Expression and angiotensin II‐induced modulation of KCNQ K+ channels in rat visceral sensory neurons

Abstract

Neurons of the nodose ganglion (NG) play an essential role in transmitting barosensory information to the nucleus tractus solitarius (NTS) in the brainstem, a nucleus critical to autonomic cardiovascular regulation. Recently, NG neurons were found to express M‐type (KCNQ) K+ channels (Wladyka et al., 2006; 2007). We now show that KCNQ channels are expressed in the NTS as well. M‐current densities in NTS neurons (at ‐60 mV) were 0.98 ± 0.1 pA/pF (n=3) and immunostaining analysis revealed expression of at least KCNQ2 subunits. In the NG, M‐current densities of A‐type and C‐type neurons were 1.2 ± 0.2 (n=7) and 0.95 ± 0.11 pA/pF (n=12), with time constants of deactivation of 65 ± 12 and 51 ± 8 ms, respectively.
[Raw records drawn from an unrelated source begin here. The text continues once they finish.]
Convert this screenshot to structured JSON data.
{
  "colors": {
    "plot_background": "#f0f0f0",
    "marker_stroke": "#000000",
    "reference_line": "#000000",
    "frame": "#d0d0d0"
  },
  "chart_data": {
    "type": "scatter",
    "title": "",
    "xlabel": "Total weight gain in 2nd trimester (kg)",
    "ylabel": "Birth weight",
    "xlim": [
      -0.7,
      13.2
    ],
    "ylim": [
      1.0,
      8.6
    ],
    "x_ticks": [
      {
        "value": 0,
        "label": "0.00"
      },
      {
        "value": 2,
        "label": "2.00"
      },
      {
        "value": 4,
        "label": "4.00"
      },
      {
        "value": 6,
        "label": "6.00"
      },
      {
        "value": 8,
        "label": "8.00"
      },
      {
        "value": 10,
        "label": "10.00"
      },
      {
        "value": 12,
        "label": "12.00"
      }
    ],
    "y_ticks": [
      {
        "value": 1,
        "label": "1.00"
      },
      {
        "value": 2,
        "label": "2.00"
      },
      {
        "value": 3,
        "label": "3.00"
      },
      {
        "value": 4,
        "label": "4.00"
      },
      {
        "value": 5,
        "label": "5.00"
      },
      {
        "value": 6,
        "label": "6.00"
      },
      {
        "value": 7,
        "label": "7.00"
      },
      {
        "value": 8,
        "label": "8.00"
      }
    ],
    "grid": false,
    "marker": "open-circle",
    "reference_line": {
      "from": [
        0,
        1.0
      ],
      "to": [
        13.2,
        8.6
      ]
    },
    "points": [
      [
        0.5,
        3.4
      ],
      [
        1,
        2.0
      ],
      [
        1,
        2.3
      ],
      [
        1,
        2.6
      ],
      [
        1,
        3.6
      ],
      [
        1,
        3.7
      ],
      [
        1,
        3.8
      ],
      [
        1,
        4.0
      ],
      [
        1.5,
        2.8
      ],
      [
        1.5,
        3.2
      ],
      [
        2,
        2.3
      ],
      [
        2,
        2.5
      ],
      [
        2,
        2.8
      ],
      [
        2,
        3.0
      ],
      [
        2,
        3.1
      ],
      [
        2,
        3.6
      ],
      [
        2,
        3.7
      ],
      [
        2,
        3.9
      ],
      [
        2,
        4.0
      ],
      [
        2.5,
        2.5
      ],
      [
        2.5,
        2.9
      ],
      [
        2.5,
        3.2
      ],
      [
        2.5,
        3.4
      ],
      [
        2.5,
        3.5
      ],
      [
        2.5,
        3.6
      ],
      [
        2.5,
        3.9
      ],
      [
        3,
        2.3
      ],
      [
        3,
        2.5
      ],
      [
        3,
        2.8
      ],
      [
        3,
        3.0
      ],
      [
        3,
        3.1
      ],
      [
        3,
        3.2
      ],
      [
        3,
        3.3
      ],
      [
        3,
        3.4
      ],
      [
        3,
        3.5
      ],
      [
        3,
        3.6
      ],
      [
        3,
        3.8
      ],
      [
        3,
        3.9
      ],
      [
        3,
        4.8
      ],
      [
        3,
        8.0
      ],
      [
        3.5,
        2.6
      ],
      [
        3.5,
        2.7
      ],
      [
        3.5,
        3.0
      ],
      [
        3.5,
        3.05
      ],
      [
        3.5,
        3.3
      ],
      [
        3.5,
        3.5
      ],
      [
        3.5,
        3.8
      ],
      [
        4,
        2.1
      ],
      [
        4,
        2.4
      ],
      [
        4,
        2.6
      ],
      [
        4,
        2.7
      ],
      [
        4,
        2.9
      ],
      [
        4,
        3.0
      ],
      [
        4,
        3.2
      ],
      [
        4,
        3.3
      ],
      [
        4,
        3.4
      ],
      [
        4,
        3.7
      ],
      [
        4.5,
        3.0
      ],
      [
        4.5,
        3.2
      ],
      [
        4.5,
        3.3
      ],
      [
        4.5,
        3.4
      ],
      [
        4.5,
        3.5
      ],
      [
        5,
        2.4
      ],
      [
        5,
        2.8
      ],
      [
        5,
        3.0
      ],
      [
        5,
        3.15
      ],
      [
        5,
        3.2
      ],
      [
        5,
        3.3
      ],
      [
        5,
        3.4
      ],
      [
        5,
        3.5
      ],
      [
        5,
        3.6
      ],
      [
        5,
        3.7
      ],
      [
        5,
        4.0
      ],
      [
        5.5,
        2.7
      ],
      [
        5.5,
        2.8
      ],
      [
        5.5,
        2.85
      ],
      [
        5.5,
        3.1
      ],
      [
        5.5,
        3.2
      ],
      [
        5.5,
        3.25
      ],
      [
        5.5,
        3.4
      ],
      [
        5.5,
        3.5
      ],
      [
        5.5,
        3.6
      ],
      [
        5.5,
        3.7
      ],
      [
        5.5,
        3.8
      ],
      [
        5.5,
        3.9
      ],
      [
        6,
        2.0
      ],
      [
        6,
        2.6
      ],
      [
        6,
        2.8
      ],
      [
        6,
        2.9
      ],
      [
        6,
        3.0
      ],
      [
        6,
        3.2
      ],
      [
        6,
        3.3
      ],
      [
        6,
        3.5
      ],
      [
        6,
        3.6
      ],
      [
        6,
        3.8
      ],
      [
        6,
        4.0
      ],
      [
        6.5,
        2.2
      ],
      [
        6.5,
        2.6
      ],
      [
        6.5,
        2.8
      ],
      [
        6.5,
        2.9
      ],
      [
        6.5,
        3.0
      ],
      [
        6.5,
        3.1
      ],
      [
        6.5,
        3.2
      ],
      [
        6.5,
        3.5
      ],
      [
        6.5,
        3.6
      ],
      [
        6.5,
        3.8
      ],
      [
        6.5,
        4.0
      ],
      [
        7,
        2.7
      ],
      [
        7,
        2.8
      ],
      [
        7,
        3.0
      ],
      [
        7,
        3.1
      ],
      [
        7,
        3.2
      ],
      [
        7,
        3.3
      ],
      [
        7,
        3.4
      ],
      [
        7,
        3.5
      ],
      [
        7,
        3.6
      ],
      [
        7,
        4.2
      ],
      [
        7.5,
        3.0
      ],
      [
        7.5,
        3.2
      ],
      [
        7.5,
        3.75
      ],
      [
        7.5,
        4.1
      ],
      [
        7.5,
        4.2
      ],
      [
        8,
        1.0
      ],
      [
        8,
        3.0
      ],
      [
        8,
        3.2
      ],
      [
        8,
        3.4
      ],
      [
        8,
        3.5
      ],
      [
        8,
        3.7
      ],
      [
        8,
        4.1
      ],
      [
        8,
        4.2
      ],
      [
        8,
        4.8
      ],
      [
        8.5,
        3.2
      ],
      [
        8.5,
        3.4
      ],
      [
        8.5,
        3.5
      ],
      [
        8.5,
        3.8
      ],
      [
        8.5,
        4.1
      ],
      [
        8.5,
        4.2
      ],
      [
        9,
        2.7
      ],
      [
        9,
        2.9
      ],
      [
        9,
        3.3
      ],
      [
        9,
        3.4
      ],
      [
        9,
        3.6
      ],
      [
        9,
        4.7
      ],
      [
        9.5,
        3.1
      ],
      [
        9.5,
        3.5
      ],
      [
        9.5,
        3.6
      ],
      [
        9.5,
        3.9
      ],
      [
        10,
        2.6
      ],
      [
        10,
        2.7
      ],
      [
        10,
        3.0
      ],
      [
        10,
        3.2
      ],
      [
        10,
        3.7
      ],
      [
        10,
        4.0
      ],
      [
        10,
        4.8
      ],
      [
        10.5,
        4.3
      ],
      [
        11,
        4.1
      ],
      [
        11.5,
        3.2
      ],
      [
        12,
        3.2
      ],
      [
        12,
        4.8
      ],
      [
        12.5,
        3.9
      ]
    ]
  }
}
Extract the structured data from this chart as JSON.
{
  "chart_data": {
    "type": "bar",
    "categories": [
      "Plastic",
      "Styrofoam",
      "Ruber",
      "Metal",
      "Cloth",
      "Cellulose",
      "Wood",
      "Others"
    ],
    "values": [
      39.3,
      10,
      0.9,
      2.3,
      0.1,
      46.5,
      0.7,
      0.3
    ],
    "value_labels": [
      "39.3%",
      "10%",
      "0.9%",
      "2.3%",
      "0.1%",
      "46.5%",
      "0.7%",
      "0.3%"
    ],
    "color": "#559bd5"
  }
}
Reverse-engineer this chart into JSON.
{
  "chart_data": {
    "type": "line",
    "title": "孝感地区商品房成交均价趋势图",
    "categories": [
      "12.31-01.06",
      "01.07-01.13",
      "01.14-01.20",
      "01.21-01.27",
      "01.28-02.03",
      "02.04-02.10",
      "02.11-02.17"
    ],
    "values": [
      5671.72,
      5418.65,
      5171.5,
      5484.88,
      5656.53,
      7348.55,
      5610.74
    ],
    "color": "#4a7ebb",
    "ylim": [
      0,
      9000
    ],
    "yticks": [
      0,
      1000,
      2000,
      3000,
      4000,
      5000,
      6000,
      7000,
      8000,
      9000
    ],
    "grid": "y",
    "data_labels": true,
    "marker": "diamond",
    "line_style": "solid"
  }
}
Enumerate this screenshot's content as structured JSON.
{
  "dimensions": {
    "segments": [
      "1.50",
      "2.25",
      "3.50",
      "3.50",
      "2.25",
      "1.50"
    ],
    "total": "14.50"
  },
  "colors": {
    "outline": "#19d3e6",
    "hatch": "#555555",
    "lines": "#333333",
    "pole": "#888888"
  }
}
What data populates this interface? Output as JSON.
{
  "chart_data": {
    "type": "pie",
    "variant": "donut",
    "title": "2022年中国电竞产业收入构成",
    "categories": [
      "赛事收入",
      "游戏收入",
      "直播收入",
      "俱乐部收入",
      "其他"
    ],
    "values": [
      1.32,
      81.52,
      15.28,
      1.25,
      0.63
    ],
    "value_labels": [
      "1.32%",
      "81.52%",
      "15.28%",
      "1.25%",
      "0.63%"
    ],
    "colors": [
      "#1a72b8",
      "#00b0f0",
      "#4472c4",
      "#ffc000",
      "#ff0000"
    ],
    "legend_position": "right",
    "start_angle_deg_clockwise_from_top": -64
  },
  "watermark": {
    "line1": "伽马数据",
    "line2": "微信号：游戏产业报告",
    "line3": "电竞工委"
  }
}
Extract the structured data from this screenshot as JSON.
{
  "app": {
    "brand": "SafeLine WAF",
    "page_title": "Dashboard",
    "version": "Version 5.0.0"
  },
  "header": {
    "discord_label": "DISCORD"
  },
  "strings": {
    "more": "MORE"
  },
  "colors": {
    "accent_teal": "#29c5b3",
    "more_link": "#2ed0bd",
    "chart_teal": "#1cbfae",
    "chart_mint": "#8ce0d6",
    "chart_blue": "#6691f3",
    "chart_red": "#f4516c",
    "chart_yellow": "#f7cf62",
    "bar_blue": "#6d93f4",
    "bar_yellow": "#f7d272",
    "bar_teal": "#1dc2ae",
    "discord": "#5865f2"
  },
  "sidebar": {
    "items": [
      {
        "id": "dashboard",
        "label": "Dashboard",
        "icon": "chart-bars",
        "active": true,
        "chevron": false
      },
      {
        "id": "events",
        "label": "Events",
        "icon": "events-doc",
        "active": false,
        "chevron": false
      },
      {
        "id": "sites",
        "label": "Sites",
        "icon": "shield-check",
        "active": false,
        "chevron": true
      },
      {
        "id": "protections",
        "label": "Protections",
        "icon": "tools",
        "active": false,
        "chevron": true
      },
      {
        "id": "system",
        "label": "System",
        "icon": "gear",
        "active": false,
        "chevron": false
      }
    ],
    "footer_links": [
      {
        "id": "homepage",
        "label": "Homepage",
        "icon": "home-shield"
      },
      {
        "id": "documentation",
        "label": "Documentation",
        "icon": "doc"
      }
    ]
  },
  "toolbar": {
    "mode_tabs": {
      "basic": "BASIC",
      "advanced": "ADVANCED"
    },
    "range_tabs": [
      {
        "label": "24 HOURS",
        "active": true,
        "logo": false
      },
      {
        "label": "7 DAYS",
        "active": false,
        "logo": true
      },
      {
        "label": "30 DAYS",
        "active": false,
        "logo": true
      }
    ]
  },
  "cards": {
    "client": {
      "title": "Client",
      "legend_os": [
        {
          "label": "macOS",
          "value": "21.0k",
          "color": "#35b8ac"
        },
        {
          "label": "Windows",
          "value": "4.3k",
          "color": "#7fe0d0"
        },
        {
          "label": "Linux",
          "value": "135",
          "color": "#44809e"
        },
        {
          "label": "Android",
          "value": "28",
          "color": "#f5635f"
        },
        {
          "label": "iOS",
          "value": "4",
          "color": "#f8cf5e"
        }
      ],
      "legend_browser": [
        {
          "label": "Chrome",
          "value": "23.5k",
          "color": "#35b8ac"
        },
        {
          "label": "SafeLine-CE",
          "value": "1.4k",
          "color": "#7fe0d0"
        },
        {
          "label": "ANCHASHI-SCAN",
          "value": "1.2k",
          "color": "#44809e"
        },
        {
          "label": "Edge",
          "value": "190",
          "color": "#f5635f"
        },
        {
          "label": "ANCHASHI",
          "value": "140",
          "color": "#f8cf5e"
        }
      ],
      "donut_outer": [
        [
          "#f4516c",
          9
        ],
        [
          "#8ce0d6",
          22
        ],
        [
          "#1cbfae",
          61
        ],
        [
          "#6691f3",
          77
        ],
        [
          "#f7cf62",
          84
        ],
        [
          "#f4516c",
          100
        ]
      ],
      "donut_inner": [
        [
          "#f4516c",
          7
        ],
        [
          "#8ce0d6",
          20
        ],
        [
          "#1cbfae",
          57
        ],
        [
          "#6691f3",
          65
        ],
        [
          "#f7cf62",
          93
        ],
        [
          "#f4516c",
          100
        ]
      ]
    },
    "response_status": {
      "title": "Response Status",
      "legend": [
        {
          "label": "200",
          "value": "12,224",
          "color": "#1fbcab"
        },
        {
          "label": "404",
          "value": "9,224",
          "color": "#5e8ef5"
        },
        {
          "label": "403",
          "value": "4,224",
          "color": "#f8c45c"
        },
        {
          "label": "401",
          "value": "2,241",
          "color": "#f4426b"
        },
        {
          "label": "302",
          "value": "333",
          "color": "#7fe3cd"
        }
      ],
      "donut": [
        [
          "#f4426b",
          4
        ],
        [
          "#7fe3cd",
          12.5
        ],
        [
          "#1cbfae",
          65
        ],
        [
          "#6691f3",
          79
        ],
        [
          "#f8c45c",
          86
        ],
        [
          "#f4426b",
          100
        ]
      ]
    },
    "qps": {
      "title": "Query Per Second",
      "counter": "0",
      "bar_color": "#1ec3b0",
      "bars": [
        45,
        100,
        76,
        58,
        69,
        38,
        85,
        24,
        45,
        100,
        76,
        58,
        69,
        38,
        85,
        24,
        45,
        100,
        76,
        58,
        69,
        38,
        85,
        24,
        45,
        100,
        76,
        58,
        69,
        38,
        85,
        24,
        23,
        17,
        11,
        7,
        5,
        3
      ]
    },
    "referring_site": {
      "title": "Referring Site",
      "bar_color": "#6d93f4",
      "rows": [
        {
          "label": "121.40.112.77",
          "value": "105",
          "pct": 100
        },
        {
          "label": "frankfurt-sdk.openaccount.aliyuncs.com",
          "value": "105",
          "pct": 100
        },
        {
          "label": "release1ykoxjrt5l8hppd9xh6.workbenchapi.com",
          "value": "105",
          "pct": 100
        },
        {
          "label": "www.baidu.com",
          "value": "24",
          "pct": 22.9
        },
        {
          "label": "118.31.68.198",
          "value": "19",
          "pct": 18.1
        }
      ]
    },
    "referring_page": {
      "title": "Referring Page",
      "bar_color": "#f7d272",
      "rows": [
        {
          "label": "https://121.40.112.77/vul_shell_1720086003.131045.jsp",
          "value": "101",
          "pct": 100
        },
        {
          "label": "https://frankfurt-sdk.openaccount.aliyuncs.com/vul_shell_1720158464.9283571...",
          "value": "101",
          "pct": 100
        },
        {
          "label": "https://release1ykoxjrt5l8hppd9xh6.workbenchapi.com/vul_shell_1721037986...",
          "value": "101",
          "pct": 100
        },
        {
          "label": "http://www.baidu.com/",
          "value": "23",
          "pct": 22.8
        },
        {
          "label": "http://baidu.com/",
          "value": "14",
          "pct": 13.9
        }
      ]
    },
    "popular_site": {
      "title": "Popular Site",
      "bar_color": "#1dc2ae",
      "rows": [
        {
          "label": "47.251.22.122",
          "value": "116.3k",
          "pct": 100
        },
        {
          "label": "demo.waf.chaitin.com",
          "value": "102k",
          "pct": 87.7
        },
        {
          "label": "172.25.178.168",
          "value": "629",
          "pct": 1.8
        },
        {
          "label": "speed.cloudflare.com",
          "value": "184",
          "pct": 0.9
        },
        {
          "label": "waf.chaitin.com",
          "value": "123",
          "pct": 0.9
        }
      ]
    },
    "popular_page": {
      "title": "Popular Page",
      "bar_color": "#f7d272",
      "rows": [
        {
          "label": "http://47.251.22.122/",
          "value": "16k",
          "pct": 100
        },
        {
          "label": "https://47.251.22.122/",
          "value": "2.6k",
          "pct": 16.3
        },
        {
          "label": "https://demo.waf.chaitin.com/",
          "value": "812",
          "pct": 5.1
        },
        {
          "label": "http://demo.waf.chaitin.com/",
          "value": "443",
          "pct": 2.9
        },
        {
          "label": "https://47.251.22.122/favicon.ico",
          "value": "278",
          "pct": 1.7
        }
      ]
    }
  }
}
Of 16 cells, angiotensin II (AngII, 500 nM) suppressed M‐current amplitude in 7 neurons by 42 ± 9%. AngII caused translocation of the PLC‐PH‐EGFP probe from membrane to cytoplasm, with an increased cytosolic fluorescence of 46 ± 30% (n=4), demonstrating AngII‐induced hydrolysis of PIP2. Ca2+ imaging showed 9 of 40 NG neurons challenged with AngII to respond with substantial [Ca2+]i increases (340 nm/380 nm ratio 0.15 ± 0.01). The Ca2+ imaging results in NG neurons are similar to those obtained from NTS neurons reported earlier (Tolstykh et al., FASEB 2006). Our data suggest an important role of KCNQ K+ channels in autonomic control of the heart and vascular tone. Supported by AHA grant 0865151F (G.T.) and NIH NS043394 (M.S).